APS is a turnkey/black box appliance which offers the PDW, a Hadoop cluster (HDInsight, an implementation of Hortonworks) and an integration feature like Oracle’s Big Data SQL – called PolyBase – to allow the PDW to use the Hadoop data.
The PDW part still uses shared-nothing architecture like Teradata, which, I expect will provide linear scalability, but require a precise data model and the possibility that your access to certain parts of your data may not always be available in the event of a compute node crash (unless you have a spare comp node unused, etc)
Three vendors offer to sell the appliance: HP, Dell and Quanta.
“No tuning is required because the appliance is already built and tuned to balance CPU, memory, I/O, storage, network, and other resources. Simply configure PDW for your own network environment, and it is ready to use.”
“PDW’s cost-based query optimizer is the “secret sauce” that makes parallel queries run fast and return accurate results.”
It seems a bit underwhelming that the “secret sauce” is a cost-based optimizer. Exadata’s “secret sauce(s)” are the SmartScans/storage indexes, whereas Teradata’s differentiator is the linear scalability of its shared-nothing architecture.
I suspect the real “secret sauce” for APS is also, in fact, the linear scalability, but the marketing types obviously know that they need something that separates their offering from Teradata.
It’s great that they provide the ability for users to query the Hadoop data via SQL through their DW, but here’s what is a bit odd: they have both the PDW data and the Hadoop data in the same appliance.
There is no ability to scale out your Hadoop cluster independently of how you scale out your DW system – you have to buy another APS appliance.
If you just want more Hadoop, you have to buy another appliance, whether you need the extra DW capacity or not.
If you just want more DW power, you have to buy another appliance, whether you need the extra Hadoop capacity or not.
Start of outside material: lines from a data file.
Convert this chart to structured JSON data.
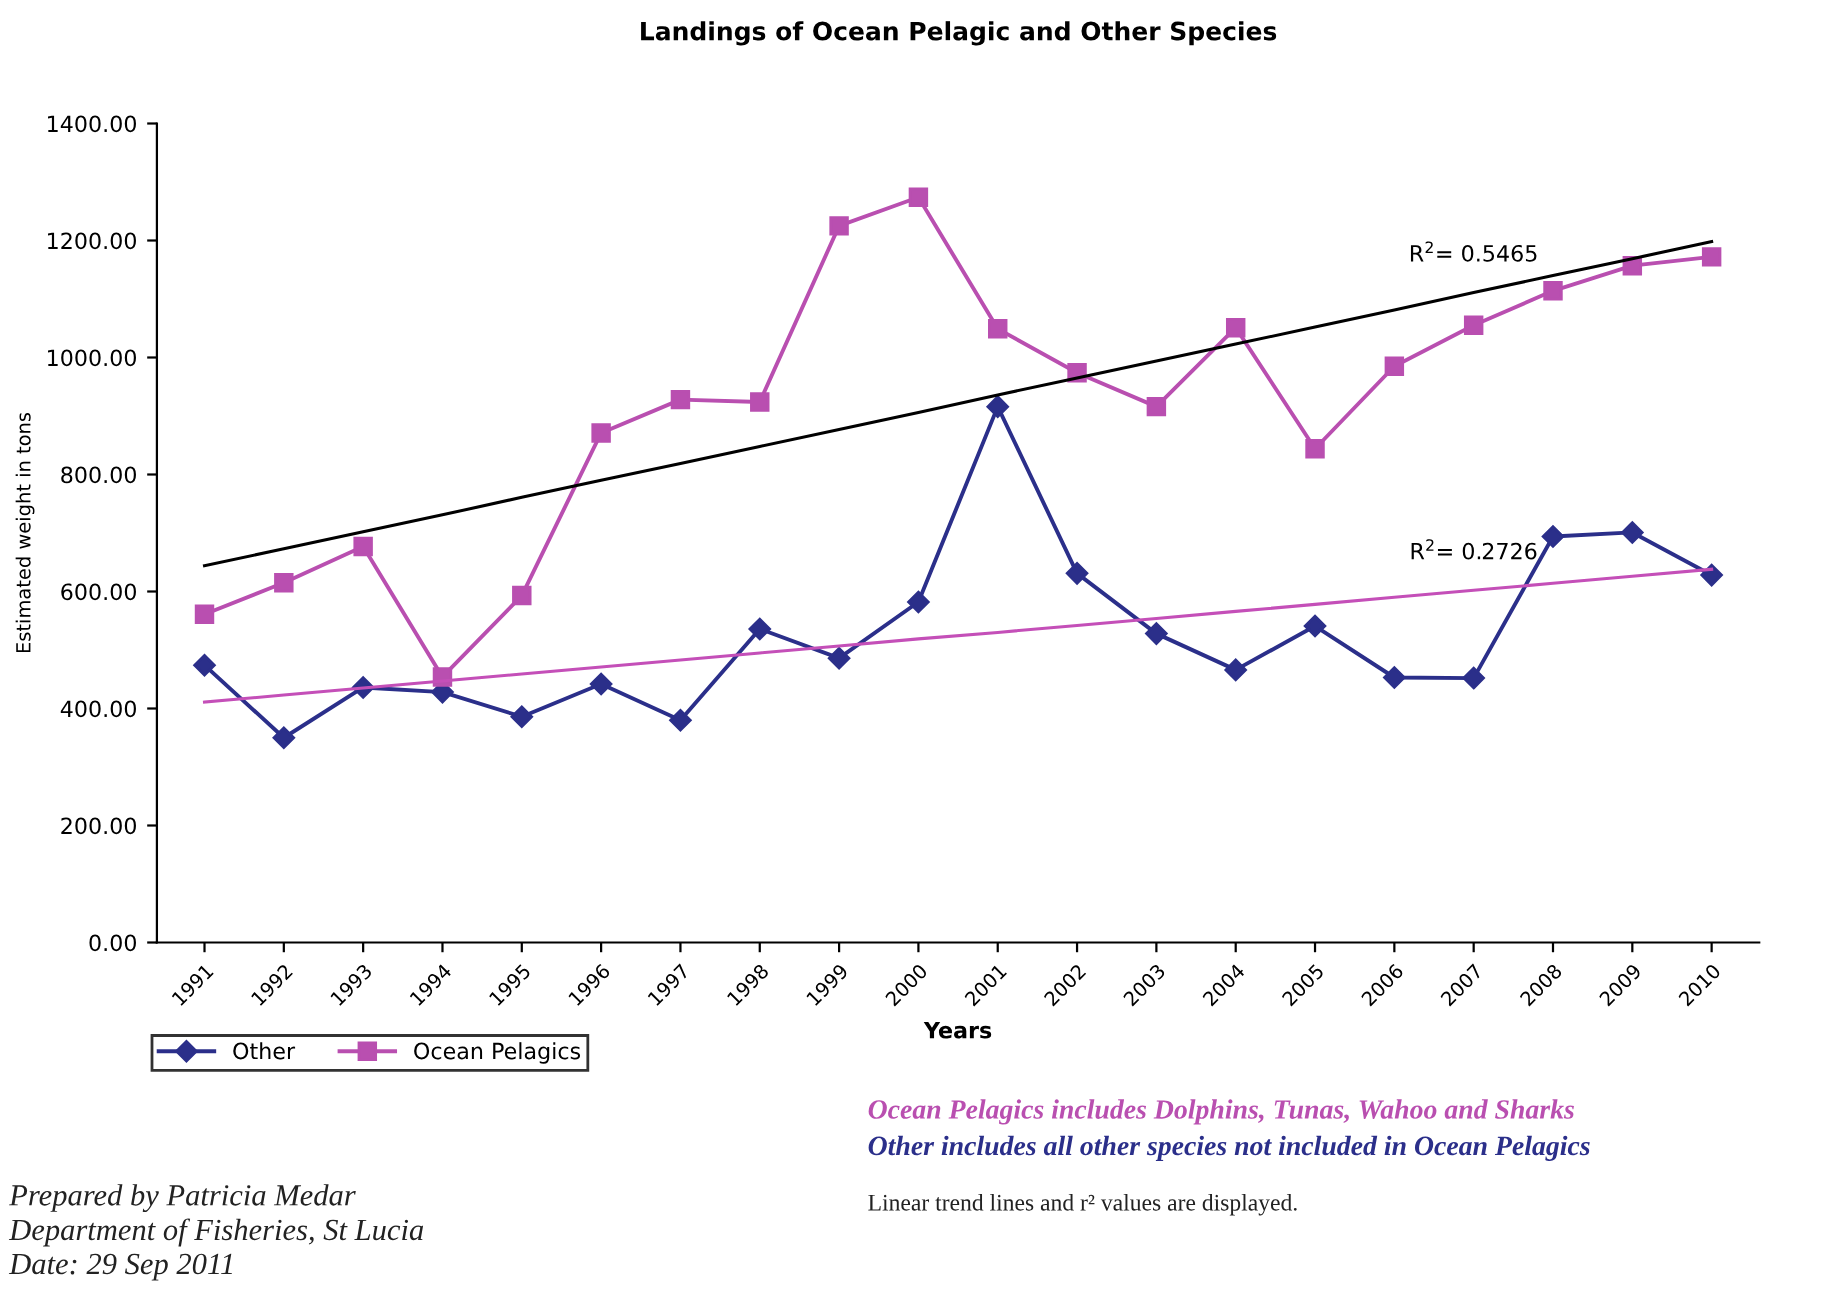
{
  "chart_data": {
    "type": "line",
    "title": "Landings of Ocean Pelagic and Other Species",
    "xlabel": "Years",
    "ylabel": "Estimated weight in tons",
    "categories": [
      "1991",
      "1992",
      "1993",
      "1994",
      "1995",
      "1996",
      "1997",
      "1998",
      "1999",
      "2000",
      "2001",
      "2002",
      "2003",
      "2004",
      "2005",
      "2006",
      "2007",
      "2008",
      "2009",
      "2010"
    ],
    "series": [
      {
        "name": "Other",
        "color": "#2b2f8a",
        "marker": "diamond",
        "values": [
          474,
          350,
          436,
          428,
          386,
          442,
          380,
          536,
          486,
          582,
          916,
          631,
          528,
          466,
          541,
          453,
          452,
          694,
          701,
          628
        ]
      },
      {
        "name": "Ocean Pelagics",
        "color": "#b94fb0",
        "marker": "square",
        "values": [
          561,
          615,
          677,
          454,
          593,
          871,
          928,
          924,
          1225,
          1274,
          1049,
          974,
          916,
          1051,
          844,
          985,
          1055,
          1114,
          1157,
          1172
        ]
      },
      {
        "type": "line",
        "color": "#000000",
        "marker": "none",
        "values": [
          644,
          673,
          702,
          731,
          761,
          790,
          819,
          848,
          877,
          906,
          936,
          965,
          994,
          1023,
          1052,
          1081,
          1111,
          1140,
          1169,
          1198
        ]
      },
      {
        "type": "line",
        "color": "#c44fb8",
        "marker": "none",
        "values": [
          411,
          423,
          435,
          447,
          459,
          471,
          483,
          495,
          507,
          519,
          530,
          542,
          554,
          566,
          578,
          590,
          602,
          614,
          626,
          638
        ]
      }
    ],
    "ylim": [
      0,
      1400
    ],
    "yticks": [
      {
        "value": 0,
        "label": "0.00"
      },
      {
        "value": 200,
        "label": "200.00"
      },
      {
        "value": 400,
        "label": "400.00"
      },
      {
        "value": 600,
        "label": "600.00"
      },
      {
        "value": 800,
        "label": "800.00"
      },
      {
        "value": 1000,
        "label": "1000.00"
      },
      {
        "value": 1200,
        "label": "1200.00"
      },
      {
        "value": 1400,
        "label": "1400.00"
      }
    ],
    "grid": false,
    "legend": "bottom left",
    "line_style": "solid",
    "annotations": [
      "R$^{2}$= 0.5465",
      "R$^{2}$= 0.2726",
      "Ocean Pelagics includes Dolphins, Tunas, Wahoo and Sharks",
      "Other includes all other species not included in Ocean Pelagics",
      "Linear trend lines and r² values are displayed.",
      "Prepared by Patricia Medar\nDepartment of Fisheries, St Lucia\nDate: 29 Sep 2011"
    ]
  }
}
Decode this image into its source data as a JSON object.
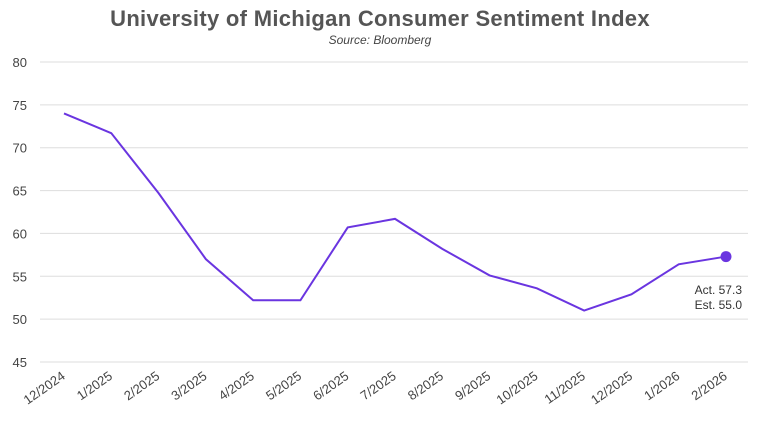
{
  "chart_data": {
    "type": "line",
    "title": "University of Michigan Consumer Sentiment Index",
    "subtitle": "Source: Bloomberg",
    "xlabel": "",
    "ylabel": "",
    "ylim": [
      45,
      80
    ],
    "yticks": [
      45,
      50,
      55,
      60,
      65,
      70,
      75,
      80
    ],
    "grid": true,
    "categories": [
      "12/2024",
      "1/2025",
      "2/2025",
      "3/2025",
      "4/2025",
      "5/2025",
      "6/2025",
      "7/2025",
      "8/2025",
      "9/2025",
      "10/2025",
      "11/2025",
      "12/2025",
      "1/2026",
      "2/2026"
    ],
    "series": [
      {
        "name": "Consumer Sentiment",
        "color": "#6a35e0",
        "values": [
          74.0,
          71.7,
          64.7,
          57.0,
          52.2,
          52.2,
          60.7,
          61.7,
          58.2,
          55.1,
          53.6,
          51.0,
          52.9,
          56.4,
          57.3
        ]
      }
    ],
    "annotation": {
      "line1": "Act. 57.3",
      "line2": "Est. 55.0"
    }
  }
}
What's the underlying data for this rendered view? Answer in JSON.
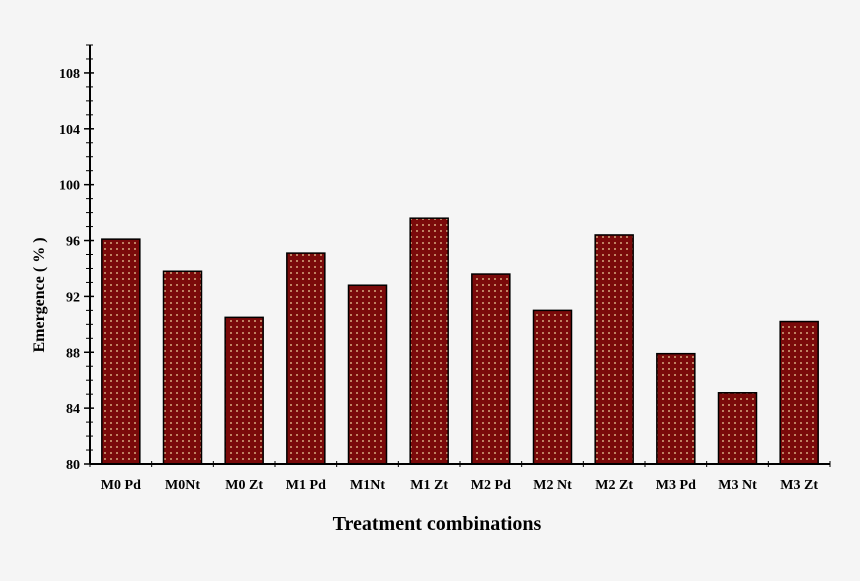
{
  "chart_data": {
    "type": "bar",
    "title": "",
    "xlabel": "Treatment combinations",
    "ylabel": "Emergence ( % )",
    "categories": [
      "M0 Pd",
      "M0Nt",
      "M0 Zt",
      "M1 Pd",
      "M1Nt",
      "M1 Zt",
      "M2 Pd",
      "M2 Nt",
      "M2 Zt",
      "M3 Pd",
      "M3 Nt",
      "M3 Zt"
    ],
    "values": [
      96.1,
      93.8,
      90.5,
      95.1,
      92.8,
      97.6,
      93.6,
      91.0,
      96.4,
      87.9,
      85.1,
      90.2
    ],
    "ylim": [
      80,
      110
    ],
    "yticks": [
      "80",
      "84",
      "88",
      "92",
      "96",
      "100",
      "104",
      "108"
    ],
    "grid": false,
    "legend": "none",
    "bar_color": "#7a0a0a",
    "dot_color": "#f0d8a0"
  }
}
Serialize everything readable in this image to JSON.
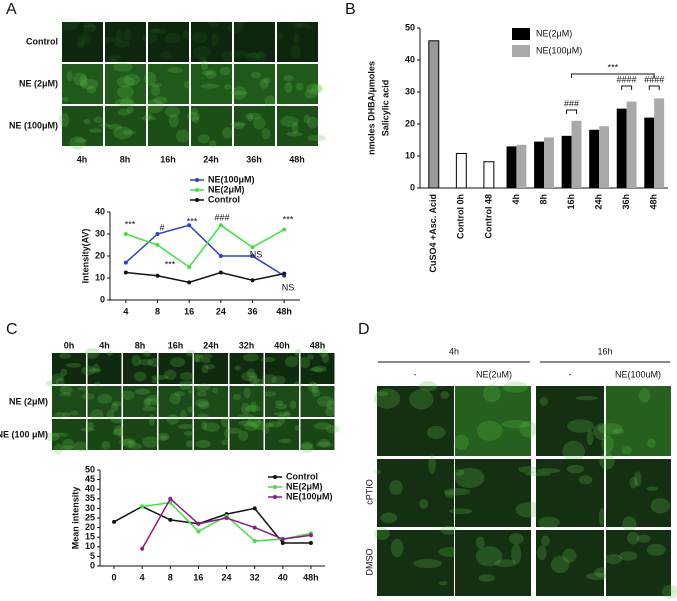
{
  "panels": {
    "letters": [
      "A",
      "B",
      "C",
      "D"
    ],
    "a_rows": [
      "Control",
      "NE (2μM)",
      "NE (100μM)"
    ],
    "a_cols": [
      "4h",
      "8h",
      "16h",
      "24h",
      "36h",
      "48h"
    ],
    "c_rows": [
      "NE (2μM)",
      "NE (100 μM)"
    ],
    "c_cols": [
      "0h",
      "4h",
      "8h",
      "16h",
      "24h",
      "32h",
      "40h",
      "48h"
    ],
    "d_times": [
      "4h",
      "16h"
    ],
    "d_cols": [
      "-",
      "NE(2uM)",
      "-",
      "NE(100uM)"
    ],
    "d_rows": [
      "cPTIO",
      "DMSO"
    ]
  },
  "chart_data": [
    {
      "type": "line",
      "ylabel": "Intensity(AV)",
      "categories": [
        "4",
        "8",
        "16",
        "24",
        "36",
        "48h"
      ],
      "ylim": [
        0,
        40
      ],
      "yticks": [
        0,
        10,
        20,
        30,
        40
      ],
      "series": [
        {
          "name": "NE(100μM)",
          "color": "#2b3fd6",
          "values": [
            17,
            30,
            34,
            20,
            20,
            11
          ]
        },
        {
          "name": "NE(2μM)",
          "color": "#3de33d",
          "values": [
            30,
            25,
            15,
            34,
            24,
            32
          ]
        },
        {
          "name": "Control",
          "color": "#111111",
          "values": [
            12.5,
            11,
            8,
            12.5,
            9,
            12
          ]
        }
      ],
      "annotations": [
        "***",
        "#",
        "***",
        "***",
        "###",
        "NS",
        "***",
        "NS"
      ]
    },
    {
      "type": "bar",
      "ylabel": [
        "nmoles DHBA/µmoles",
        "Salicylic acid"
      ],
      "categories": [
        "CuSO4 +Asc. Acid",
        "Control 0h",
        "Control 48",
        "4h",
        "8h",
        "16h",
        "24h",
        "36h",
        "48h"
      ],
      "control_values": [
        46,
        10.8,
        8.2
      ],
      "control_colors": [
        "#9a9a9a",
        "#ffffff",
        "#ffffff"
      ],
      "ylim": [
        0,
        50
      ],
      "yticks": [
        0,
        10,
        20,
        30,
        40,
        50
      ],
      "series": [
        {
          "name": "NE(2μM)",
          "color": "#000000",
          "values": [
            null,
            null,
            null,
            13,
            14.5,
            16.3,
            18.2,
            24.8,
            22
          ]
        },
        {
          "name": "NE(100μM)",
          "color": "#a9a9a9",
          "values": [
            null,
            null,
            null,
            13.5,
            15.8,
            21,
            19.3,
            27,
            28
          ]
        }
      ],
      "annotations": [
        "***",
        "###",
        "####",
        "####"
      ]
    },
    {
      "type": "line",
      "ylabel": "Mean intensity",
      "categories": [
        "0",
        "4",
        "8",
        "16",
        "24",
        "32",
        "40",
        "48h"
      ],
      "ylim": [
        0,
        50
      ],
      "yticks": [
        0,
        5,
        10,
        15,
        20,
        25,
        30,
        35,
        40,
        45,
        50
      ],
      "series": [
        {
          "name": "Control",
          "color": "#111111",
          "values": [
            23,
            31,
            24,
            22,
            27,
            30,
            12,
            12
          ]
        },
        {
          "name": "NE(2μM)",
          "color": "#3de33d",
          "values": [
            null,
            31,
            33,
            18,
            26,
            13,
            14,
            17
          ]
        },
        {
          "name": "NE(100μM)",
          "color": "#8b1a8b",
          "values": [
            null,
            9,
            35,
            22,
            25,
            20,
            14,
            16
          ]
        }
      ]
    }
  ]
}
You’d think that this would change in the future, but right now, it seems like this could put people off as it eliminates the key selling point of Hadoop: unstructured data on cheap, scalable hardware.
It could be a useful product for companies who have small data warehouses and expect to have small “Big Data” implementations – such as a company that wants to capture data from Facebook, retain their sales history in a DW and be able to pull reports/analytics from both. Maybe that’s who their target market is for this?